Bir yandan sistem, aralarındaki ilişkileri belirleyen bir dizi unsur ve kuraldan oluşur. Öte yandan, bu ilişkiler, A’nın B’yi ürettiği ve B’nin A’yı koruduğu etkileşimsel örüntü fenomeni olan dairesel bir şekilde gözlemlenebilir.
MRI ve Jay Haley’nin stratejik terapisi arasındaki tamamlayıcılık
Sistemik modelleri diğer teorik çerçevelerden gerçekleştirilen diğer modellemelerden ayıran şey, uyumsuz davranışları yalnızca kişilik değişkenlerinin bir sonucu olarak değil, bir etkileşimin ürünü olarak anlamalarıdır.
Zihinsel Araştırma Enstitüsü’nde (MRI), insanların tekrarlayan uyumsuz etkileşim dizilerini otomatikleştirmesinden dolayı sorunların ortaya çıktığını anlıyorlar. Stratejik terapi, aile sistemi içinde belirli bir güç dağılımı olduğunda sorunların ortaya çıktığını gözlemler.

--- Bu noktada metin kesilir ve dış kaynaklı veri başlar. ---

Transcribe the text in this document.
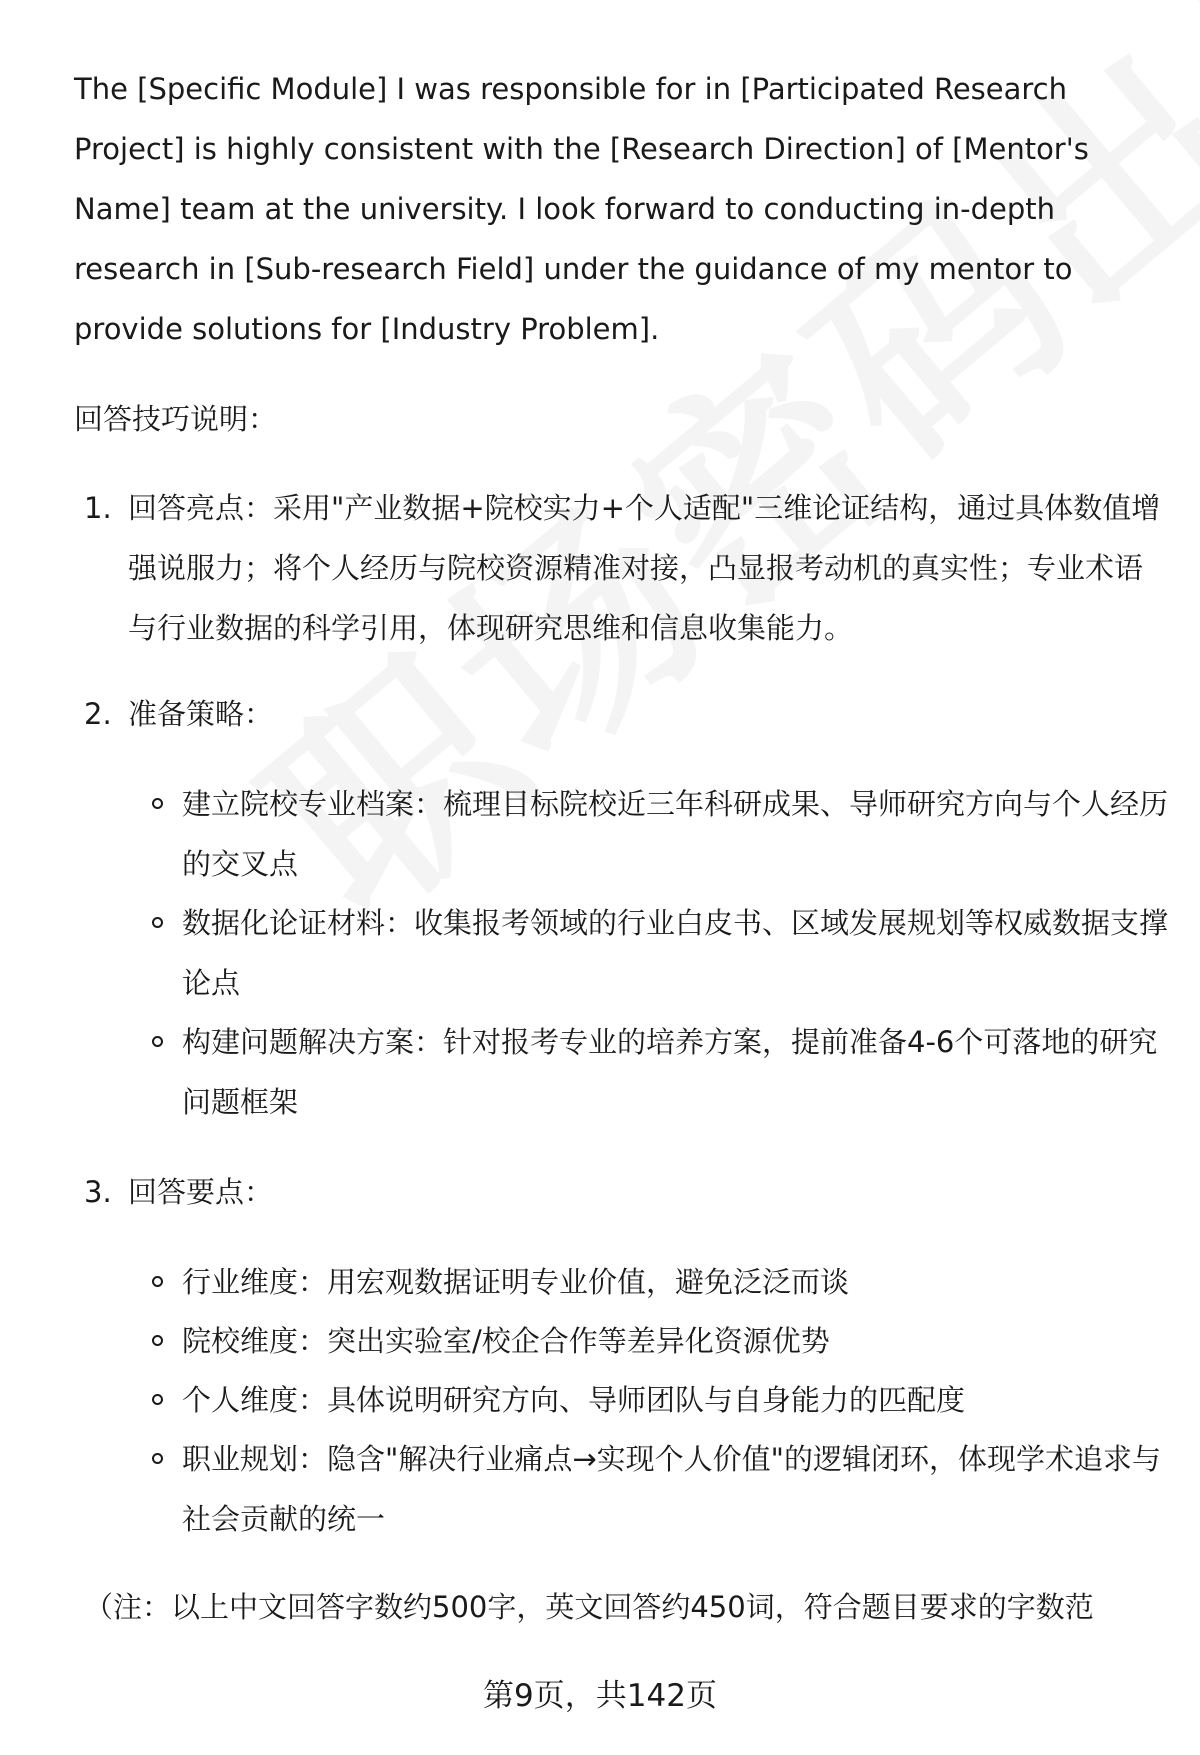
The [Specific Module] I was responsible for in [Participated Research Project] is highly consistent with the [Research Direction] of [Mentor's Name] team at the university. I look forward to conducting in-depth research in [Sub-research Field] under the guidance of my mentor to provide solutions for [Industry Problem].

回答技巧说明：

1. 回答亮点：采用"产业数据+院校实力+个人适配"三维论证结构，通过具体数值增强说服力；将个人经历与院校资源精准对接，凸显报考动机的真实性；专业术语与行业数据的科学引用，体现研究思维和信息收集能力。
2. 准备策略：
建立院校专业档案：梳理目标院校近三年科研成果、导师研究方向与个人经历的交叉点
数据化论证材料：收集报考领域的行业白皮书、区域发展规划等权威数据支撑论点
构建问题解决方案：针对报考专业的培养方案，提前准备4-6个可落地的研究问题框架
3. 回答要点：
行业维度：用宏观数据证明专业价值，避免泛泛而谈
院校维度：突出实验室/校企合作等差异化资源优势
个人维度：具体说明研究方向、导师团队与自身能力的匹配度
职业规划：隐含"解决行业痛点→实现个人价值"的逻辑闭环，体现学术追求与社会贡献的统一
（注：以上中文回答字数约500字，英文回答约450词，符合题目要求的字数范
第9页，共142页
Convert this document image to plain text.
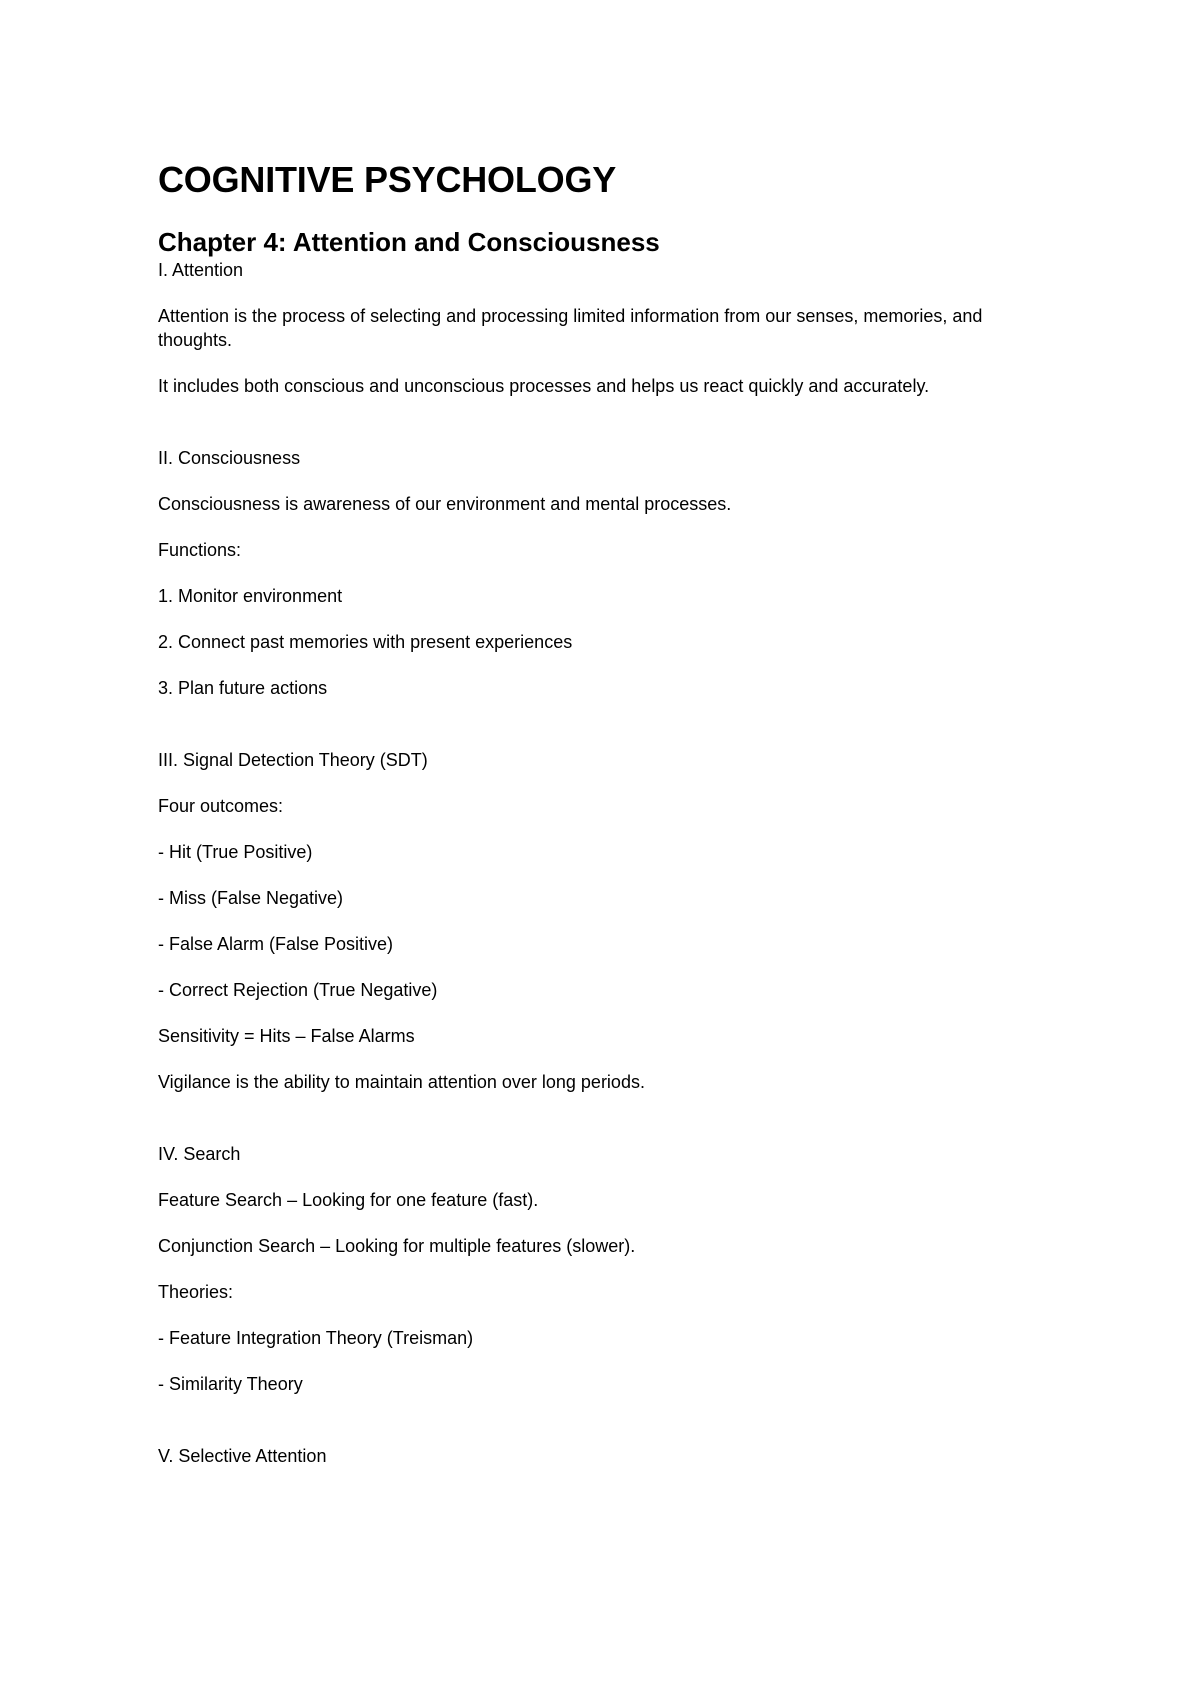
COGNITIVE PSYCHOLOGY
Chapter 4: Attention and Consciousness

I. Attention

Attention is the process of selecting and processing limited information from our senses, memories, and thoughts.

It includes both conscious and unconscious processes and helps us react quickly and accurately.

II. Consciousness

Consciousness is awareness of our environment and mental processes.

Functions:

1. Monitor environment

2. Connect past memories with present experiences

3. Plan future actions

III. Signal Detection Theory (SDT)

Four outcomes:

- Hit (True Positive)

- Miss (False Negative)

- False Alarm (False Positive)

- Correct Rejection (True Negative)

Sensitivity = Hits – False Alarms

Vigilance is the ability to maintain attention over long periods.

IV. Search

Feature Search – Looking for one feature (fast).

Conjunction Search – Looking for multiple features (slower).

Theories:

- Feature Integration Theory (Treisman)

- Similarity Theory

V. Selective Attention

Stratejik terapi ve IRM arasındaki diğer bir fark, ikincisinin denenen ve işe yaramayan çözümlerin sorunu sürdürenler olduğunu anlamasıdır. Bu nedenle, sorunlar kısmen başarısız çözüm girişimlerinin sonucudur.
Bununla birlikte, stratejik terapisinden Jay Haley, uyarlanabilir olmasa bile semptomların bir işlevi yerine getirdiğini anlıyor . Bu nedenle semptomlar, bir şeyi iletmenin işlevsiz bir yolu olarak anlaşılabilir.
Kısacası, sosyal bir bağlamda yaşadığımızı ve bu nedenle onu etkilediğimizi ve ondan etkilendiğimizi düşünmekle ilgilidir. Psikolojik bir terapiyi sosyal çevresi dışında odaklamak, bir hayvanı çevresini bilmeden incelemeye çalışmak gibidir.